Arrow-right Camera
The Spokesman-Review Newspaper
Spokane, Washington  Est. May 19, 1883

Ex-Comrade And Critic Of Tito Dies At 83

New York Times

Milovan Djilas, the Yugoslav Communist revolutionary whose denunciation of his former comrades in 1957 as a privileged and self-serving “new class” became an early banner of dissidents and anti-Communists, died in Belgrade on Thursday. He was 83.

A revolutionary, soldier, political leader and writer, Djilas, in his own phrase, “traveled the entire road of Communism,” from partisan guerrilla fighter against Nazi occupiers of Yugoslavia and ardent believer in Stalinism, through disillusionment and revulsion at the “all-powerful exploiters and masters” it had brought to power - Stalin first among them.

Djilas was the closest lieutenant to Tito in the resistance to the Serb monarchy, in the partisan struggle against German and Italian occupiers and in the creation of a Yugoslav Communist state. It was he whom Tito sent to Moscow in January 1948 to tell Stalin that Yugoslavia intended to pursue its own national development, independent of Moscow.

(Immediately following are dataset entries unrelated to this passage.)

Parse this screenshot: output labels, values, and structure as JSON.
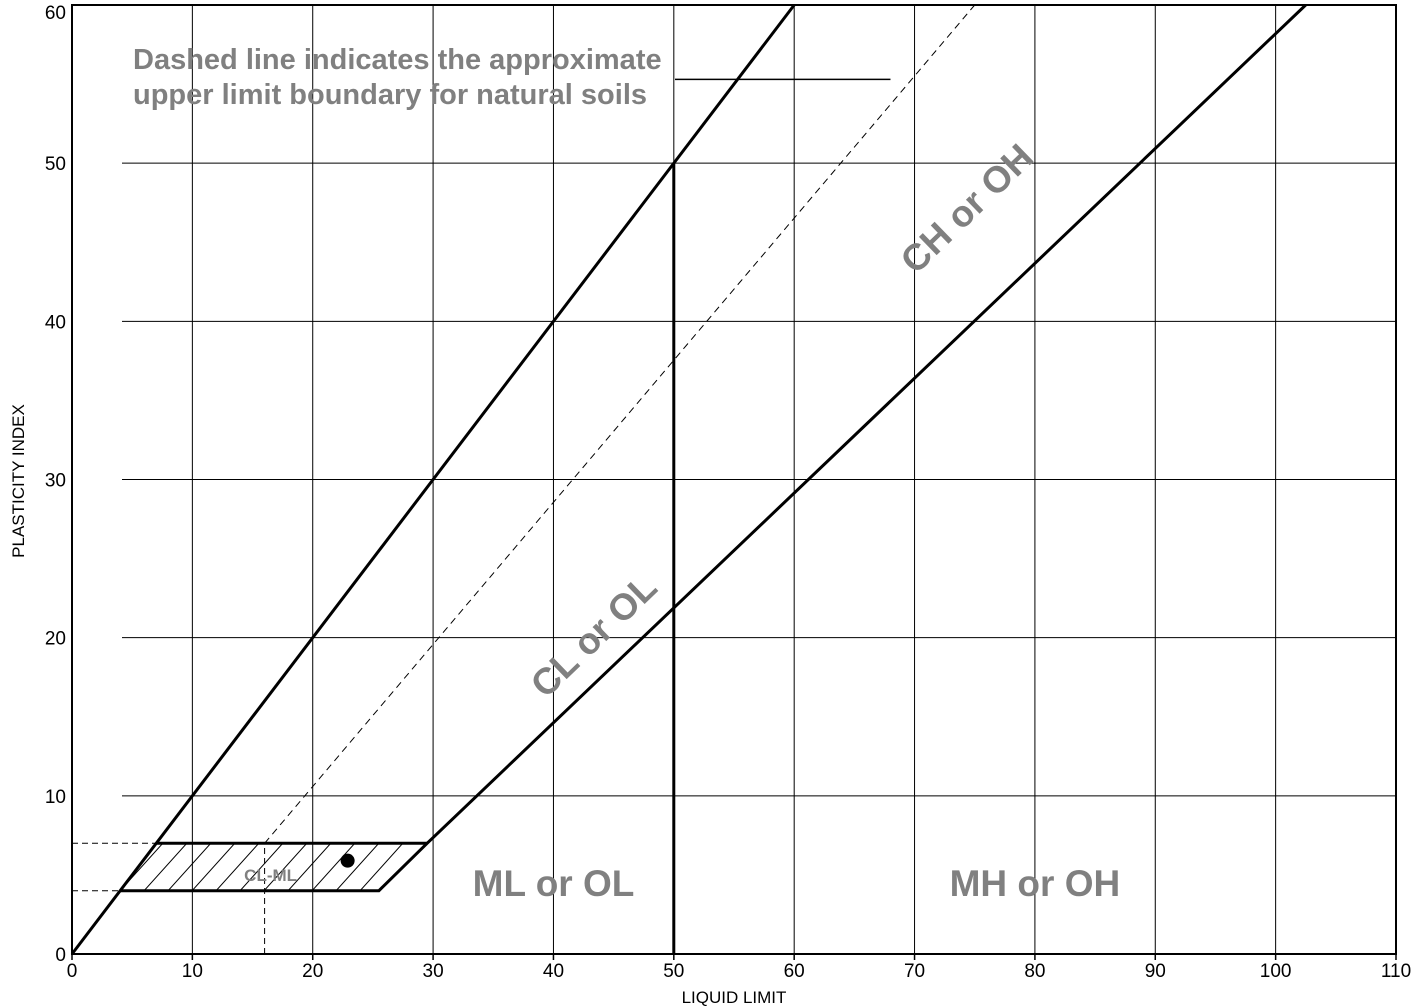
{
  "chart_data": {
    "type": "plasticity-chart",
    "xlabel": "LIQUID LIMIT",
    "ylabel": "PLASTICITY INDEX",
    "xlim": [
      0,
      110
    ],
    "ylim": [
      0,
      60
    ],
    "x_ticks": [
      "0",
      "10",
      "20",
      "30",
      "40",
      "50",
      "60",
      "70",
      "80",
      "90",
      "100",
      "110"
    ],
    "y_ticks": [
      "0",
      "10",
      "20",
      "30",
      "40",
      "50",
      "60"
    ],
    "grid": true,
    "boundary_lines": {
      "u_line": [
        [
          0,
          0
        ],
        [
          60,
          60
        ]
      ],
      "a_line": [
        [
          4,
          4
        ],
        [
          25.5,
          4
        ],
        [
          29.5,
          7
        ],
        [
          102.5,
          60
        ]
      ],
      "ll50_line": [
        [
          50,
          0
        ],
        [
          50,
          50
        ]
      ],
      "upper_limit_dashed": [
        [
          16,
          7
        ],
        [
          75,
          60
        ]
      ],
      "cl_ml_zone": [
        [
          4,
          4
        ],
        [
          25.5,
          4
        ],
        [
          29.5,
          7
        ],
        [
          7,
          7
        ]
      ],
      "ref_dashed_pi7": [
        [
          0,
          7
        ],
        [
          7,
          7
        ]
      ],
      "ref_dashed_pi4": [
        [
          0,
          4
        ],
        [
          4,
          4
        ]
      ],
      "ref_dashed_ll16": [
        [
          16,
          0
        ],
        [
          16,
          7
        ]
      ]
    },
    "zones": [
      {
        "label": "CL or OL",
        "x": 43.5,
        "y": 20
      },
      {
        "label": "CH or OH",
        "x": 74.5,
        "y": 47
      },
      {
        "label": "ML or OL",
        "x": 40,
        "y": 4.3
      },
      {
        "label": "MH or OH",
        "x": 80,
        "y": 4.3
      },
      {
        "label": "CL-ML",
        "x": 16.5,
        "y": 4.9
      }
    ],
    "points": [
      {
        "x": 22.9,
        "y": 5.9
      }
    ],
    "annotation": {
      "lines": [
        "Dashed line indicates the approximate",
        "upper limit boundary for natural soils"
      ],
      "leader_from": [
        50,
        55.3
      ],
      "leader_to": [
        68,
        55.3
      ]
    }
  }
}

The divorce was made public in June 1948, and Yugoslavia became the first Communist state to break with the Kremlin, a move that gained it respect and assistance from the West and a leading role among nonaligned nations.

But Djilas soon began to voice disenchantment with his own party, and in 1954, Tito expelled him from its ranks. Djilas spent much of the next 36 years in prison or in official disgrace.

Djilas managed to smuggle the manuscript of “The New Class” abroad. Its publication in 1957 was an immediate sensation.

It was the first exposure of leading Communists - in Yugoslavia and in the Soviet Union - as a new elite dedicated to its own privileges and power.